Nonostante le rassicurazioni arrivate dal ministero delle politiche agricole e dalla Regione Sardegna, dopo l’accordo raggiunto lo scorso 20 novembre a proposito della vendita all’asta di aziende agricole indebitate, continuano le proteste e lo sciopero della fame iniziato il primo ottobre a Decimoputzu [Cagliari]. L’accordo, che prevede che la Regione riacquisti – tramite una società finanziaria – i crediti verso le aziende dal Banco di Sardegna, non ha infatti fermato la vendita all’asta dei beni di alcune famiglie di agricoltori che hanno usufruito dei mutui agevolati, concessi dalla legge regionale 44/88 e poi dall’Unione europea.
«Per i contadini sardi in lotta contro la vendita all’asta delle loro terre la battaglia non è solo economica e per risolvere un problema corporativo – spiegano nel comunicato che indice la manifestazione – la battaglia è per la dignità di chi lavora la terra e consuma il cibo».
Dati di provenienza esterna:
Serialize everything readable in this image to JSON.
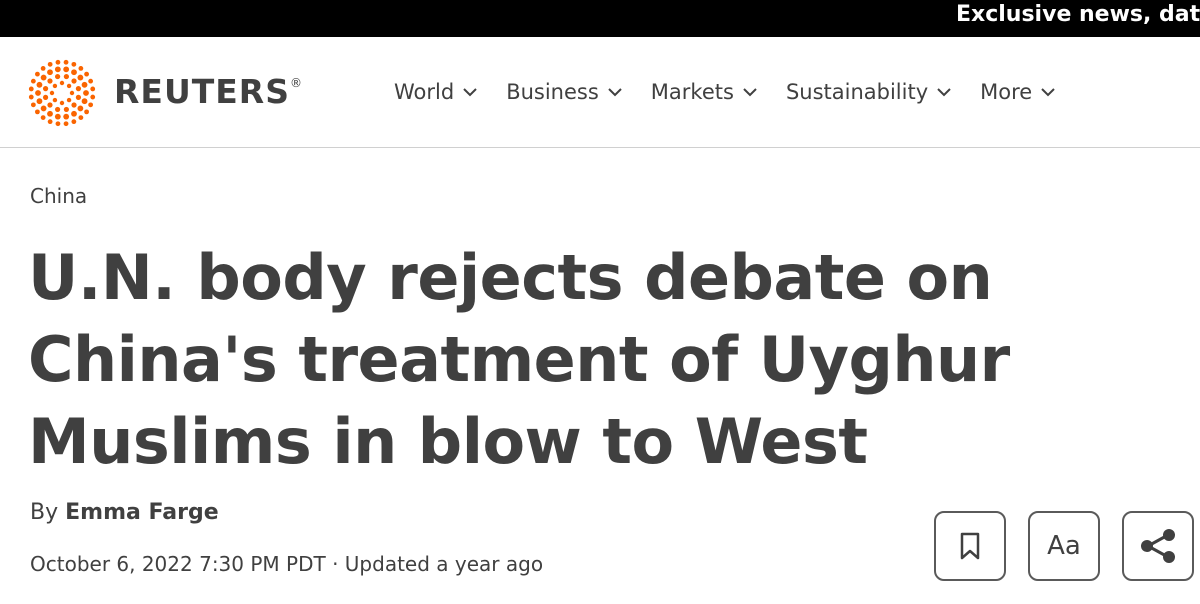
{
  "topbar": {
    "promo_text": "Exclusive news, data ar"
  },
  "header": {
    "logo_text": "REUTERS",
    "logo_reg": "®",
    "nav": [
      {
        "label": "World"
      },
      {
        "label": "Business"
      },
      {
        "label": "Markets"
      },
      {
        "label": "Sustainability"
      },
      {
        "label": "More"
      }
    ]
  },
  "article": {
    "section": "China",
    "headline": "U.N. body rejects debate on China's treatment of Uyghur Muslims in blow to West",
    "byline_prefix": "By",
    "author": "Emma Farge",
    "date": "October 6, 2022 7:30 PM PDT",
    "separator": "·",
    "updated": "Updated a year ago"
  },
  "tools": {
    "bookmark_icon": "bookmark-icon",
    "text_size_label": "Aa",
    "share_icon": "share-icon"
  },
  "colors": {
    "brand_orange": "#fa6400",
    "text": "#404040",
    "topbar_bg": "#000000"
  }
}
La manifestazione, alla quale aderiscono i comitati dei contadini emiliani, liguri, laziali, siciliani, pugliesi e campani, partirà alle 10 da Piramide, piazzale Ostiense, per arrivare alla Bocca della Verità. In testa ci sarà lo striscione: «Non facciamoci togliere la terra sotto i piedi». Lungo il corteo, dieci banchetti per la raccolta delle firme.